Мамед–бек понял намек, порозовел…
— Они молятся за тебя. Целуют твои руки…
Назлы, в сторонке наблюдавшая за Агабегим, только дивилась, с чего это так повеселела ее доченька.
— Няня! — Агабегим вдруг обернулась к ней. — Принеси мне воды, пить хочется…
Назлы заторопилась к дому.
Кокетливо потупившись, Агабегим оторвала губами лепесток и сказала, не глядя на Мамед–бека:
— Скажи, тебе никогда не приходит в голову, что у тебя есть амикызы и что она, словно пойманная птица, с утра до ночи тоскует здесь, под этими деревьями?!

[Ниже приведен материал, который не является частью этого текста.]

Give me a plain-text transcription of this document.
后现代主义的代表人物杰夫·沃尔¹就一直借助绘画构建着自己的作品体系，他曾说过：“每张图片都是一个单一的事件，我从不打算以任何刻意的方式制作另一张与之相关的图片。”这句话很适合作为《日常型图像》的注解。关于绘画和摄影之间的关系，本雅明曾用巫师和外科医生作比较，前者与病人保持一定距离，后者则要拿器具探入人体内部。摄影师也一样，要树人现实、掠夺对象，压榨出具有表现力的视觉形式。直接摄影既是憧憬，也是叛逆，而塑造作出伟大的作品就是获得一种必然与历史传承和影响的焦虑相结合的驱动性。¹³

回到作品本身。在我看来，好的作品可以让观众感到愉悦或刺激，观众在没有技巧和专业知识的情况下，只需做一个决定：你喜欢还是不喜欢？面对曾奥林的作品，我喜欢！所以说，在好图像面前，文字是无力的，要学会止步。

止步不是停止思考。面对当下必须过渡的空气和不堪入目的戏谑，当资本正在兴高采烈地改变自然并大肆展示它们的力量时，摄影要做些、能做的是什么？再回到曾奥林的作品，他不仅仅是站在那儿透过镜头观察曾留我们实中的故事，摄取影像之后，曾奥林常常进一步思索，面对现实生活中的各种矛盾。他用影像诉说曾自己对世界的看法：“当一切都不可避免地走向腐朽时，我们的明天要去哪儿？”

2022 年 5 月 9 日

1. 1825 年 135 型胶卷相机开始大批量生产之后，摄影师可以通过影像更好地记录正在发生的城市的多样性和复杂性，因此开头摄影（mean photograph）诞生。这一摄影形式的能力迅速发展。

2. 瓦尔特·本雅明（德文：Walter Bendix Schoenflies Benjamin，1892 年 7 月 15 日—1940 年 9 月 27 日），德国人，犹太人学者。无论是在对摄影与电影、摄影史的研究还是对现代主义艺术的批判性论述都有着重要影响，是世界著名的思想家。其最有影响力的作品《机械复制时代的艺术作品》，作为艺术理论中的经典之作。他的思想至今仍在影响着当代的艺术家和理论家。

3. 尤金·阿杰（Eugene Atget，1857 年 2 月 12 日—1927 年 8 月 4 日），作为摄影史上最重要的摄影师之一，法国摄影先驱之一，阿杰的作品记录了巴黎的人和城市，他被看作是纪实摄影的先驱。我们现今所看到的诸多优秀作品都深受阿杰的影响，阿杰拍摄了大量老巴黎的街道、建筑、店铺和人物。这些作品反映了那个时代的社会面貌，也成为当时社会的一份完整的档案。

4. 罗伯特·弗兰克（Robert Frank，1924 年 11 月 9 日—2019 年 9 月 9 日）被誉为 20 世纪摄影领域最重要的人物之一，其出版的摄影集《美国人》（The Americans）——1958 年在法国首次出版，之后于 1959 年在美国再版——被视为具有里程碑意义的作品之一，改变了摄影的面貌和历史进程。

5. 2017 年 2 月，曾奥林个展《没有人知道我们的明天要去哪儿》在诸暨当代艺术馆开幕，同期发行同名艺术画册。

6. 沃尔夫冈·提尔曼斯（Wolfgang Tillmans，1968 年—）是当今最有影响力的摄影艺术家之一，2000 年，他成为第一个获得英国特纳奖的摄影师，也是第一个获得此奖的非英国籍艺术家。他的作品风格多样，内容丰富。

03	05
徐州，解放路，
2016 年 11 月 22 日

— Ах, Бегим, знала бы ты, что творится сейчас на свете!.. Не сегодня–завтра шах перейдет Аракс!..
— Да пропади они пропадом: и шах и Аракс! — гневно воскликнула девушка. — Знать ничего не хочу! Просто ты забыл меня и все!

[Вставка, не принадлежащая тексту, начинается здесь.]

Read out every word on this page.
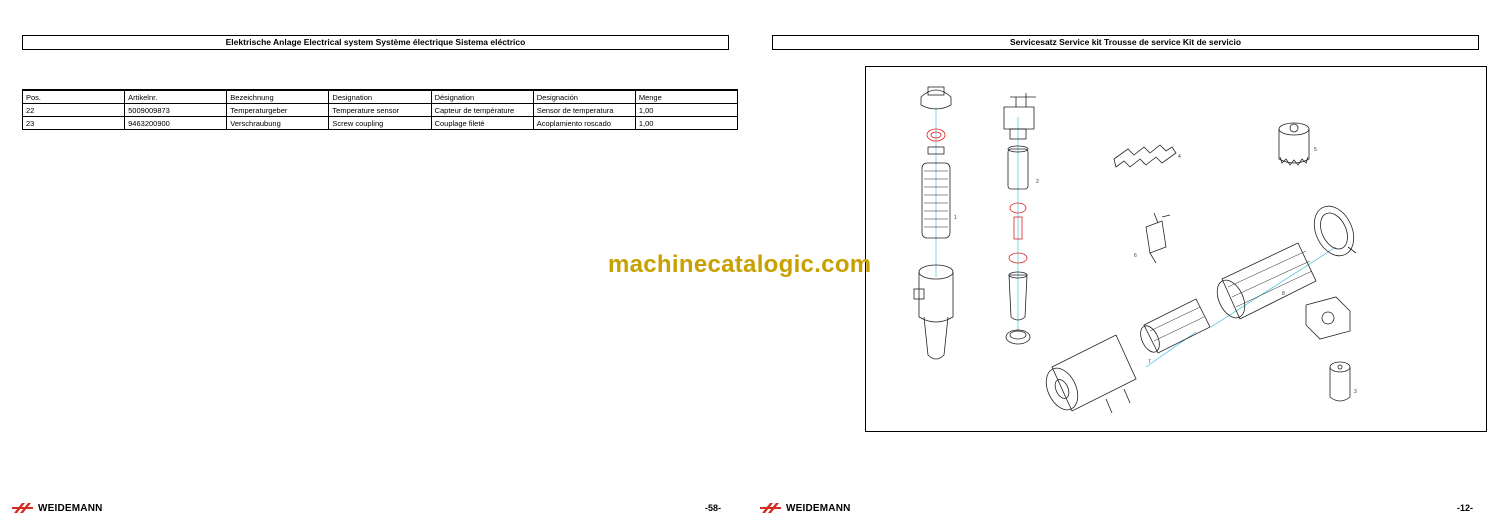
Elektrische Anlage Electrical system Système électrique Sistema eléctrico	Servicesatz Service kit Trousse de service Kit de servicio
Pos.	Artikelnr.	Bezeichnung	Designation	Désignation	Designación	Menge
22	5009009873	Temperaturgeber	Temperature sensor	Capteur de température	Sensor de temperatura	1,00
23	9463200900	Verschraubung	Screw coupling	Couplage fileté	Acoplamiento roscado	1,00
1
2
4
5
6
8
7
3
machinecatalogic.com
WEIDEMANN	-58-	WEIDEMANN	-12-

Мамед–бек засмеялся. Что он мог ответить на это?..
Агабегим подошла совсем близко, протянула руку к его кинжалу.
— Тебе смешно… — сказала она, трогая позолоченную рукоятку. — А я!.. А каково мне!..
Девушка закрыла руками глаза и горько заплакала. Слезы лились по щекам.
Мамед–бек обнял ее, осторожно привлек к себе. Девушка рыдала, прижавшись к его широкой груди.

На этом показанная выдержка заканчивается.